4 Replies Latest reply on Nov 4, 2013 12:25 AM by genman

    4.9 and Cassandra; multiple announce, duplicate hard link, other issues with 4.9

    genman

      4.9 has a bug where if two or more nodes are in 'announce' state they can never move out of it. The problem is some of the queries were designed to return a single result. I'm hoping this was fixed. Yes, it seems much safer to add one node at a time, but I was trying to get a 4 node cluster up and running right away and got quite stuck.

       

      One other issue is Bug 1017961, which has to do with MBeans appearing down: I've seen this on 4.5.1 and 4.9 where MBeans are unavailable but in fact they are there. This shows up with Cassandra, if the system is restarted when the agent is up, you get into this state. I have a proposed fix for this which seems to solve this problem.

       

      The other problem seen is taking snapshots. I've seen all three nodes fail with:

      Caused by: javax.management.RuntimeMBeanException: java.lang.RuntimeException: Tried to create duplicate hard link to /data05/rhq/data/system/NodeIdInfo/snapshots/1383438602316/system-NodeIdInfo-ic-1-TOC.txt

       

       

      I'm not sure what this is about. The help isn't too helpful.

        • 1. Re: 4.9 and Cassandra; multiple announce, duplicate hard link, other issues with 4.9
          john.sanda

          Hi Elias,

           

          I have created https://bugzilla.redhat.com/show_bug.cgi?id=1026088 for the deployment issue. This will be fixed in 4.10. For the other two issues, would you remind creating separate forum threads for those since they are distinct from the deployment issue? I have probably run into BZ 1017961. That sounds familiar. Not sure about the hard link issue. Can you provide any more details on how you hit that?

           

          Thanks

          • 2. Re: 4.9 and Cassandra; multiple announce, duplicate hard link, other issues with 4.9
            genman

            John Sanda wrote:

             

            Not sure about the hard link issue. Can you provide any more details on how you hit that?

             

            Thanks

            I'm not sure how I hit it. I originally had a four node cluster and one node stopped talking and I had it decommissioned. Since I wasn't terribly methodical about things, maybe something got corrupted. It seems to be working though.

             

            I'll start a few more threads if you like...

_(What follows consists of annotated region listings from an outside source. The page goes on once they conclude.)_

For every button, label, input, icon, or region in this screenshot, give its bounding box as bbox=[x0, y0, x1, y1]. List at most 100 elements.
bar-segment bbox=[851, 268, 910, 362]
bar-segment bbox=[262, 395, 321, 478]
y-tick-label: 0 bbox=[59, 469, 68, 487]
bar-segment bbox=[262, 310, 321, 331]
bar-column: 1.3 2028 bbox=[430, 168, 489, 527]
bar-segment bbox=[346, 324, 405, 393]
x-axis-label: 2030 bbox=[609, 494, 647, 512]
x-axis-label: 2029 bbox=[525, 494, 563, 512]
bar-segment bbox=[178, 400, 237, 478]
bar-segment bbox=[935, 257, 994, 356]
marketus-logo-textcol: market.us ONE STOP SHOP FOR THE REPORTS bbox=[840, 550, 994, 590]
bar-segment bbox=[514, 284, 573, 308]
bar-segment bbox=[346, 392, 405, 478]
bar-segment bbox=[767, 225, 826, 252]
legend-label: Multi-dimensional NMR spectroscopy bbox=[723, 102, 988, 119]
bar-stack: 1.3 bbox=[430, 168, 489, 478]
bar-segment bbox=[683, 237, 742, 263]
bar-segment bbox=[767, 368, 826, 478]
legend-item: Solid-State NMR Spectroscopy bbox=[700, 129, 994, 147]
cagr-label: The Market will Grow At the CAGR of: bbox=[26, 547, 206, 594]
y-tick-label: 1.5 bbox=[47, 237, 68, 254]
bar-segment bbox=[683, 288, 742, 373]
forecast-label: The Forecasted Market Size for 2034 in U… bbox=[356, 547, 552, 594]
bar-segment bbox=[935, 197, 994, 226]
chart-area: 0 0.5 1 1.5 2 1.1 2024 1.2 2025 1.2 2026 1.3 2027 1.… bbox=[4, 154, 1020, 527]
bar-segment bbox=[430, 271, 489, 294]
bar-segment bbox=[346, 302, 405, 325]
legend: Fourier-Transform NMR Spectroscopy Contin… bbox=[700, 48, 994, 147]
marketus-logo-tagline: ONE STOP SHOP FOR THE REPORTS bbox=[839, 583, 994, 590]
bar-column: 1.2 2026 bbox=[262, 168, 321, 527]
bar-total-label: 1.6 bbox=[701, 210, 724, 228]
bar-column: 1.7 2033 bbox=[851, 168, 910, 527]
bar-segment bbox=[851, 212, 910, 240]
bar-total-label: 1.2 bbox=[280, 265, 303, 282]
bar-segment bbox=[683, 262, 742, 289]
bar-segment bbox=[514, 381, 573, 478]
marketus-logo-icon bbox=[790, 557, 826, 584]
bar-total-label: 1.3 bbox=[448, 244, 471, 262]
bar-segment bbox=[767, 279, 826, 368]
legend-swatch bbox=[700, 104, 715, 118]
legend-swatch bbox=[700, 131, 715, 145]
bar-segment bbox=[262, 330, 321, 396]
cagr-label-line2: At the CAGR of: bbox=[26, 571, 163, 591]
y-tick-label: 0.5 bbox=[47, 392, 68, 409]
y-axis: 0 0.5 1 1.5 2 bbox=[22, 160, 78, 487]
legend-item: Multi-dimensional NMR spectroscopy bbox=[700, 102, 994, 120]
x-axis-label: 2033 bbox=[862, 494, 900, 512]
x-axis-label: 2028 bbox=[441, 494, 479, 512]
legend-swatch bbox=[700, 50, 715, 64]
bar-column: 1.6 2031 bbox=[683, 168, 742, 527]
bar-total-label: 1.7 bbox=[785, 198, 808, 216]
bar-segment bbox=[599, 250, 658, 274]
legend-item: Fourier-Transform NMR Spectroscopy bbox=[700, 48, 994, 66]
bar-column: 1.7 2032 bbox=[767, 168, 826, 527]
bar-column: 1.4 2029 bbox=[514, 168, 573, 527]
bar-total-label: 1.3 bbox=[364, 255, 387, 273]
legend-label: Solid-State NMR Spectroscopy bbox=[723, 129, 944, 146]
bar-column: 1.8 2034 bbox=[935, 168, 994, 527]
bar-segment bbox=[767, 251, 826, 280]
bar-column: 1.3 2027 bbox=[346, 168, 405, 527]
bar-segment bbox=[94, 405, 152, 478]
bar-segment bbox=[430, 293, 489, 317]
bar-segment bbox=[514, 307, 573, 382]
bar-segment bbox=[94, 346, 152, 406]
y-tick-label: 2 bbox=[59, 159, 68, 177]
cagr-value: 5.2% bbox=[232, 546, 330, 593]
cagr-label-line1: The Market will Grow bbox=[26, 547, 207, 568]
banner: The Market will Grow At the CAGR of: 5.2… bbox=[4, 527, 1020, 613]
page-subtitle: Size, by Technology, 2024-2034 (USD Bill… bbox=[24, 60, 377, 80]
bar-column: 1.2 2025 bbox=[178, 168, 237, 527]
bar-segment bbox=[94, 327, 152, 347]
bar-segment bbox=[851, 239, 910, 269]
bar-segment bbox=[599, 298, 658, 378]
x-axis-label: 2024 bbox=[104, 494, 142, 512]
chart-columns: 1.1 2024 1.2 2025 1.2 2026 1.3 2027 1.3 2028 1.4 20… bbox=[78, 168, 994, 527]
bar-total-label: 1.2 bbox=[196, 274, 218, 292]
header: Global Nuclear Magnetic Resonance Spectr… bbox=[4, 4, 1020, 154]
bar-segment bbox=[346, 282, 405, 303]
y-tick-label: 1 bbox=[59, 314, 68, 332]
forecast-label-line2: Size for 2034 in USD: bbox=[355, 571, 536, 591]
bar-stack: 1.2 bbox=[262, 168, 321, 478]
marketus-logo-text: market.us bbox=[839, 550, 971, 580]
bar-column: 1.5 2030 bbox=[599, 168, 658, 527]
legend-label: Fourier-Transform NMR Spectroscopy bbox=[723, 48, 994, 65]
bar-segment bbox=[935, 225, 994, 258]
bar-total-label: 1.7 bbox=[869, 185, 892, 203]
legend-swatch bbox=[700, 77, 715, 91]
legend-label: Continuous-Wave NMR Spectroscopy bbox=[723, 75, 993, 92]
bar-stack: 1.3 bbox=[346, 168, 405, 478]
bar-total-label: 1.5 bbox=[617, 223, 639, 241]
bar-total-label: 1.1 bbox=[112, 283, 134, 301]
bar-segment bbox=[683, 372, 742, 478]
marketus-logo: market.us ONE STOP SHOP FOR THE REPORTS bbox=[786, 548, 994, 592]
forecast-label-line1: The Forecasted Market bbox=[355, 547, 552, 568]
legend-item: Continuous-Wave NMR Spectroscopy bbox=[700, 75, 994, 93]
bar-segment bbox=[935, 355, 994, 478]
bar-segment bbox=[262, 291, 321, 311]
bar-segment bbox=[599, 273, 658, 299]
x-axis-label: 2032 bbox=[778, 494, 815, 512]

            • 3. Re: 4.9 and Cassandra; multiple announce, duplicate hard link, other issues with 4.9
              john.sanda

              Thanks for creating the separate threads. I have created another bug about adding support for deploying multiple nodes simultaneously - https://bugzilla.redhat.com/show_bug.cgi?id=1026128. There is some work that needs to be done in order to support this properly. There is nothing in RHQ 4.9 to prevent you from attempting to deploy multiple nodes simultaneously (other than the bug you hit), but I strongly discourage doing it as you are likely to run into problems. For example, suppose you have a 3 node cluster with nodes N1, N2, and N3. Then you decide to deploy N4 and N5 at the same time. N4 and N5 will likely not be able to talk to one another and that ought to lead a whole host of interesting problems.

               

              For now the fastest solution is to install multiple nodes before installing the server. It requires more manual steps, but you completely bypass the deployment process that happens when new storage nodes get imported into inventory.

              1 of 1 people found this helpful
              • 4. Re: 4.9 and Cassandra; multiple announce, duplicate hard link, other issues with 4.9
                genman

                Thanks John,

                 

                What I initially tried to do is create one node, then I added three more. :-(

                 

                I've had lots of problems, like bug 1025783, where the installer ends up creating multiple agents in inventory, causing trouble.

                 

                What would be helpful is a log, showing the steps, what it's doing and what failed. It also would be nice if the state within RHQ would reflect the state from Cassandra, not try to guess what it is based on some sort of installation operations. For example, I have a node that's working but it shows up as DOWN, then it gets kicked out of the cluster.